- Nickname: Bhaun
- Bhawan Bahadur Nagar Location in Uttar Pradesh, India
- Coordinates: 28°39′15″N 77°57′22″E﻿ / ﻿28.65417°N 77.95611°E
- Country: India
- State: Uttar Pradesh
- District: Bulandshahr

Population (2011)
- • Total: 10,188

Languages
- • Official: Hindi
- Time zone: UTC+5:30 (IST)
- PIN: 203402
- Vehicle registration: UP 13

= Bhawan Bahadur Nagar =

Bhawan Bahadur Nagar (B. B. Nagar) is a town and a Nagar panchayat in Bulandshahr district in the state of Uttar Pradesh, India. It is also a part of the National Capital Region of Delhi. This town is near to Hapur District.

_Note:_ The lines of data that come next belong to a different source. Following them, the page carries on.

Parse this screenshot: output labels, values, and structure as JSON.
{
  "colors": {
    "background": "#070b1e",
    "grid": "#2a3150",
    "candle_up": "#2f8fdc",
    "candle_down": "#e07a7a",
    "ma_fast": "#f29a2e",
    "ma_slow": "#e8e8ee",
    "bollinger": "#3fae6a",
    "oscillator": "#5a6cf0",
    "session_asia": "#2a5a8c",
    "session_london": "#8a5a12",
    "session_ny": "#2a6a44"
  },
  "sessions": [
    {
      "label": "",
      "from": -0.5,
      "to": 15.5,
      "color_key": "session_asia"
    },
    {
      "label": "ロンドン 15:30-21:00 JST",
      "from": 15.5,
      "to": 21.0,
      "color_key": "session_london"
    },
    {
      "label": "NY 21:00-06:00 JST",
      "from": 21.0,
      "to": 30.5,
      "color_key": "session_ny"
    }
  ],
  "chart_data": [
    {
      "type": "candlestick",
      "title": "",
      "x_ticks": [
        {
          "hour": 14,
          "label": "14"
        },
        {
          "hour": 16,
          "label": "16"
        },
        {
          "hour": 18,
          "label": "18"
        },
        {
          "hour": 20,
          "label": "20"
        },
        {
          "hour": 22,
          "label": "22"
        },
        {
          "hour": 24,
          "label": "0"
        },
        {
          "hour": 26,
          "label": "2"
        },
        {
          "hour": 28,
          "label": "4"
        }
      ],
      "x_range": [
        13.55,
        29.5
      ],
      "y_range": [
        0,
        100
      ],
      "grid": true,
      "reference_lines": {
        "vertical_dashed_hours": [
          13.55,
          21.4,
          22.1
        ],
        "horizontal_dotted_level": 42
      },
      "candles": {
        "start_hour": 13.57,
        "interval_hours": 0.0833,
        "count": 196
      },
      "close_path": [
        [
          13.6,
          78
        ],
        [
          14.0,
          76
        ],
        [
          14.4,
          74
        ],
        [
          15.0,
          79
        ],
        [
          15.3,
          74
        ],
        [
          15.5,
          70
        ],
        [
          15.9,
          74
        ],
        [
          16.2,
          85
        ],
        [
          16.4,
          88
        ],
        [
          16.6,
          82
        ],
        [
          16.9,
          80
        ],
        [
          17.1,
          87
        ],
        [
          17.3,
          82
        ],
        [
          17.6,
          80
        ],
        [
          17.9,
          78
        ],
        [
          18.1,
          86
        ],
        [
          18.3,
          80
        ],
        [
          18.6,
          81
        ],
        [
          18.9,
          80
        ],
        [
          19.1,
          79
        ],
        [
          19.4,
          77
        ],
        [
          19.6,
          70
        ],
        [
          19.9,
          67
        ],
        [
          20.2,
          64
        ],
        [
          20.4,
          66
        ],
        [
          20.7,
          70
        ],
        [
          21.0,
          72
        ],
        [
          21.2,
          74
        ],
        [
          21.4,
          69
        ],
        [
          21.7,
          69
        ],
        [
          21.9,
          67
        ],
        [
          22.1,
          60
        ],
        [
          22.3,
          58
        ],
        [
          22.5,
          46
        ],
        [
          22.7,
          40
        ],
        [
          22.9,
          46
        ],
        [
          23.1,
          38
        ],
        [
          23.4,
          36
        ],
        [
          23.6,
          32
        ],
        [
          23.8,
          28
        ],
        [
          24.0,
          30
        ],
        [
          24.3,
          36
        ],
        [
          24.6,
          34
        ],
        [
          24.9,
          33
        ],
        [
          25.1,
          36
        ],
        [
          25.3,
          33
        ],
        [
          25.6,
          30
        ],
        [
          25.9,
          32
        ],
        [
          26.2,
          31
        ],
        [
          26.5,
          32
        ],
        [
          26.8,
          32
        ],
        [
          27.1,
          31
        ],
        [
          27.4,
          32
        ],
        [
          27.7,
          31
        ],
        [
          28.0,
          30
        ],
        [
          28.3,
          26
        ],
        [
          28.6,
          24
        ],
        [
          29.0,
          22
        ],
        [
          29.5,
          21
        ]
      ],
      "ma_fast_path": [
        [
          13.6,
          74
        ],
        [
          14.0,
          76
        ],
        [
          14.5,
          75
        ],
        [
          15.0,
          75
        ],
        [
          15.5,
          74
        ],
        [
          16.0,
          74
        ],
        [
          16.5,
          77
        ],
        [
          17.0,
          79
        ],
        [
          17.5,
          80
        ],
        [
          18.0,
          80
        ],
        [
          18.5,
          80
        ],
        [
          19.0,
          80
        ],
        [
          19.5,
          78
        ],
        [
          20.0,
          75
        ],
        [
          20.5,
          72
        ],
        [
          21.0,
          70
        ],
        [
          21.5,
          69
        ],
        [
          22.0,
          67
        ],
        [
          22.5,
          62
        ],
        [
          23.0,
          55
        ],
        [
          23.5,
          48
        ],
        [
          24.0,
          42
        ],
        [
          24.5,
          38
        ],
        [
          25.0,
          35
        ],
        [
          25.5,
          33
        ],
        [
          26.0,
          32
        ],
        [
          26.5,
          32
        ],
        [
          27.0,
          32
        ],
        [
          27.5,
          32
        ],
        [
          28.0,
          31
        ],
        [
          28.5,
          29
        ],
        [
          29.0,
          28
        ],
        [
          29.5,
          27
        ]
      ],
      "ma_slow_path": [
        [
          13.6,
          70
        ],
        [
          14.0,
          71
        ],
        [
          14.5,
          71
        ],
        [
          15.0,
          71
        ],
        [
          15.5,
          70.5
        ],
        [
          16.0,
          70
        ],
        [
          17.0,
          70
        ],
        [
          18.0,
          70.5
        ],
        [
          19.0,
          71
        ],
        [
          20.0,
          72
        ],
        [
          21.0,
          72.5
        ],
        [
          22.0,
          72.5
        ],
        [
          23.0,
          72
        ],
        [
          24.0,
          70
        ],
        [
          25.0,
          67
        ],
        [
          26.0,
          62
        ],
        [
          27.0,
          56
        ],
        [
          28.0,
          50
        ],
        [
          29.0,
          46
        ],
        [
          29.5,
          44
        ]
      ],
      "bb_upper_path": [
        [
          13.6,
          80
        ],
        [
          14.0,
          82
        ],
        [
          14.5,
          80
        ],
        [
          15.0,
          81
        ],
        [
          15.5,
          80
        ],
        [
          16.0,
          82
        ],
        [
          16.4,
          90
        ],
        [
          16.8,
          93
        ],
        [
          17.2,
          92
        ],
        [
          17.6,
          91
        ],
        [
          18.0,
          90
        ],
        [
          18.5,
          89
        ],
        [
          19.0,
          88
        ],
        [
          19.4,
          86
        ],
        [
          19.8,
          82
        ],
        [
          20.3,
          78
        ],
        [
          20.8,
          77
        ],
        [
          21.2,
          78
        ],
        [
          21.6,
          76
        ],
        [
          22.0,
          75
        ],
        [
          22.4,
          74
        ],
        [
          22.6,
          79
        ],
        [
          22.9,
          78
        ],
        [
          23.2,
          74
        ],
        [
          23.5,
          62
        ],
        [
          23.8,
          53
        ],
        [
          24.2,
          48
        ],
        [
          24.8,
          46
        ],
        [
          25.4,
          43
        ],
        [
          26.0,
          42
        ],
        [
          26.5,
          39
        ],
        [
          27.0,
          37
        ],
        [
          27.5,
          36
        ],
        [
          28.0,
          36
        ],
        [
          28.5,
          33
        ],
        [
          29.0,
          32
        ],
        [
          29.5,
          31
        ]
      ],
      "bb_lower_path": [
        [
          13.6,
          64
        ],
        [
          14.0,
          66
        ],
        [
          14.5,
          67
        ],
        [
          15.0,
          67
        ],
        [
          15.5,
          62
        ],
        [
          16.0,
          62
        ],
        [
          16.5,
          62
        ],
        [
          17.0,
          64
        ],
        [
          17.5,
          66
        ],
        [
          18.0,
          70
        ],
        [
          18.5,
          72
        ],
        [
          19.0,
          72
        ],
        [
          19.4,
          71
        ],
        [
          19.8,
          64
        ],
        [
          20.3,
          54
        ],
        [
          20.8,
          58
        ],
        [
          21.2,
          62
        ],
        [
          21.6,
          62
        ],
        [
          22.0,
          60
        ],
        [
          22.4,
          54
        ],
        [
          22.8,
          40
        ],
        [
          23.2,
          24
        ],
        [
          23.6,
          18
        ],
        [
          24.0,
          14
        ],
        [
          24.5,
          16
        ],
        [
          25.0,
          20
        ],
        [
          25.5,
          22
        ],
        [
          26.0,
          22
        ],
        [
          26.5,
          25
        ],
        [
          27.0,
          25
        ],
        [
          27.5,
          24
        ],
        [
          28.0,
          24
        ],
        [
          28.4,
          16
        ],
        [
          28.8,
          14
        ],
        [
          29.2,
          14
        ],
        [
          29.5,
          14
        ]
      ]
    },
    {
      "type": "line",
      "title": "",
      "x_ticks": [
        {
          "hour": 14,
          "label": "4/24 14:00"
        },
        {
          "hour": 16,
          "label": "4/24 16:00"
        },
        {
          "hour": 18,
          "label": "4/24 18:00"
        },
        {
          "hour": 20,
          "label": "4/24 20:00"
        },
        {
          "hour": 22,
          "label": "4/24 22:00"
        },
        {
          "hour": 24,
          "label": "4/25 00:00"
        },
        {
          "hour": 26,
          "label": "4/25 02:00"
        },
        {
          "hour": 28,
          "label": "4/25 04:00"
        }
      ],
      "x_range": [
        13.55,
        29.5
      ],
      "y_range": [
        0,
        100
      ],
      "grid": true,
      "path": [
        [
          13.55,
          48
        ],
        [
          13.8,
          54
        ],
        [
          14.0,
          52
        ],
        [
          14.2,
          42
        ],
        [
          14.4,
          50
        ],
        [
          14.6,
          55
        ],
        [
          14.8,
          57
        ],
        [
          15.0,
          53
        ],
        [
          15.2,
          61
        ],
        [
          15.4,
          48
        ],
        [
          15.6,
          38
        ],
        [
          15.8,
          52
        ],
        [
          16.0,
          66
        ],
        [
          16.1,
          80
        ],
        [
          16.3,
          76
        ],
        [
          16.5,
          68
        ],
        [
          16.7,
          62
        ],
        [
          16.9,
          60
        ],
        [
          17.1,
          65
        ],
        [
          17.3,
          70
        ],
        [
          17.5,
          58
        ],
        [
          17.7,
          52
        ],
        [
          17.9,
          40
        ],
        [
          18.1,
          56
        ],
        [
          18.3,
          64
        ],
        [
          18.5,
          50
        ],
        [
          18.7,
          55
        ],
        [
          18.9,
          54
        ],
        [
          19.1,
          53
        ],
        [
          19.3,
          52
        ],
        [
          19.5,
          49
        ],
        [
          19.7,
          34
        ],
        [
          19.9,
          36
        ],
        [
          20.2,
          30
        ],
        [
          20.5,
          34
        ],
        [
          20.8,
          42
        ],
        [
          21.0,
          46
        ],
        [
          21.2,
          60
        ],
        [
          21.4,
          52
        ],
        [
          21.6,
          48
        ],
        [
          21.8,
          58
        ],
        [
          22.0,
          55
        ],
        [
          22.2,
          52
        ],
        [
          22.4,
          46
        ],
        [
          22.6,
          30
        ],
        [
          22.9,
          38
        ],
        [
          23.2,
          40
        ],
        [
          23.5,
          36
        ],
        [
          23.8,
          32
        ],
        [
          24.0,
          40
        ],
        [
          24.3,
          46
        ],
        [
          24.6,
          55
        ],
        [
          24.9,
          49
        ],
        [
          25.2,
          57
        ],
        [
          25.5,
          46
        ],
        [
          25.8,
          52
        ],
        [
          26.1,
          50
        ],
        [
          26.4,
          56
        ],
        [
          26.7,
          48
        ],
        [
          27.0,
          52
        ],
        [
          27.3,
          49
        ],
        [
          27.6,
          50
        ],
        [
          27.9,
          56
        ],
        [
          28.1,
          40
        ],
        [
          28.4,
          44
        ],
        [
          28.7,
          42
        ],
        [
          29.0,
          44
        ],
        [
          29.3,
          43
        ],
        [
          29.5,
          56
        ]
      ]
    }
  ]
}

As of 2011 census of India, Bhawan Bahadur Nagar had a population of 10,188. Males constitute 53% of the population and females 47%. Bhawan Bahadur Nagar has an average literacy rate of 60%, compared to the national average of 59.5%; with male literacy of 72% and female literacy of 46%. 15% of its population is under 6 years of age. BB Nagar stands for Bhawan Bahadur Nagar.

Siyana is the tehsil of BB Nagar. BB Nagar is a Block of Bulandshahr district. The town has a park and two public colleges: Swatantra Bharat Inter college (SB inter college) for men, and Government Girls Inter college for women. Another college is co-ed.

There town has two hospitals and a veterinary hospital. A sweet named "Bajre ki baal" is associated with the town.